Viele schwänzen die Schule
Dass es in der Regel die Eltern sind, die ihre Kinder zu einer Mediensuchttherapie bringen, bestätigt auch Chefarzt Erik Kolfenbach von der Klinik Schönsicht in Berchtesgaden, einer Rehaklinik für Kinder und Jugendliche. Diese bietet als Modellprojekt ein sechswöchiges stationäres Programm für 12- bis 17-Jährige an, das die Klinik zusammen mit der Berliner Charité entwickelt hat und welches die Charité nach Ablauf evaluieren wird.
«Es kommen bislang eher Kinder aus der Mittel- und Oberschicht, wo die Eltern scheinbar eher für die Problematik sensibilisiert sind und auch die Bildung ihrer Kinder stärker im Blick haben», sagt Kolfenbach. Etwa 50 Jugendliche haben das Programm bereits durchlaufen - zwei Drittel davon fielen vor allem dadurch auf, dass sie die Schule schwänzten, um digitale Spiele zu zocken, durch Social-Media-Kanäle zu scrollen oder Video-Streaming zu verfolgen.

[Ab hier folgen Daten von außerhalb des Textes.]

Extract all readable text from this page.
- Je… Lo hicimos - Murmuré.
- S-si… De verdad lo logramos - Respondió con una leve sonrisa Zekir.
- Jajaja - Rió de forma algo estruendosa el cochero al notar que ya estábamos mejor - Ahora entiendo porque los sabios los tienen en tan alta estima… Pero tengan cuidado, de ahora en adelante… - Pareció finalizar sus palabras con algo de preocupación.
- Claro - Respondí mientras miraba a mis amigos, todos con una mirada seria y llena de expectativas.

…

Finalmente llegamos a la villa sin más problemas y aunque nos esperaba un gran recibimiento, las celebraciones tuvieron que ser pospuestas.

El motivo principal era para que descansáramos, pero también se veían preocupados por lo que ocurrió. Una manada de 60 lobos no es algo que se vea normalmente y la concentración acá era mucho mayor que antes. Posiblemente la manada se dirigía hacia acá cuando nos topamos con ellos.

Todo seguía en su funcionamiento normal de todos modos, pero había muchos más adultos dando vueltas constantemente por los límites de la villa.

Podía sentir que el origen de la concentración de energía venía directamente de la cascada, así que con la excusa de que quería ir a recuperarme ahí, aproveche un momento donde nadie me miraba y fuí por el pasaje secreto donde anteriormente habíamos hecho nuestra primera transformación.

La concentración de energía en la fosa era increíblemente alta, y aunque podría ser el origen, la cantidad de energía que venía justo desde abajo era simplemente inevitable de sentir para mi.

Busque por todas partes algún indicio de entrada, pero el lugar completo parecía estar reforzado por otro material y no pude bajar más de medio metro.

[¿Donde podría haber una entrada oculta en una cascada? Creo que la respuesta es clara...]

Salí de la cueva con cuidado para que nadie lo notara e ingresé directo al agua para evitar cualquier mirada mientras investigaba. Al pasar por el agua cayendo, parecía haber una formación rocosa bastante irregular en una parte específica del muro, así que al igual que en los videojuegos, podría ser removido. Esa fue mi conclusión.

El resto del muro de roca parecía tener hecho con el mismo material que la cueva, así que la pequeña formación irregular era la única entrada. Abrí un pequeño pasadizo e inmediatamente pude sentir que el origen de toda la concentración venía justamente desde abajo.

«Die Jugendlichen haben oft heftige Auseinandersetzungen im Elternhaus», sagt der Facharzt für Kinder- und Jugendpsychiatrie und -psychotherapie. Trotz der vielen Nachteile, die der unkontrollierte Medienkonsum mit sich bringe, schafften sie es nicht allein, damit aufzuhören. Das große Problem bei Mediensucht sei, dass im Gegensatz etwa zu einer Alkoholsucht nach einer Therapie eine totale Abstinenz nicht möglich sei. «Unsere Gesellschaft ist durchdigitalisiert. Das beinhaltet noch mehr die Gefahr eines Rückfalls.»
Während der Reha sollen die jungen Leute unter anderem lernen, ihre Emotionen zu regulieren, ihre Konfliktfähigkeit und die Selbstkontrolle zu verbessern, aber vor allem auch, wie sie die neu gewonnene Freizeit mit anderen Aktivitäten füllen können. Deshalb stehen viel Sport, Kunsttherapie und Töpfern auf dem Programm.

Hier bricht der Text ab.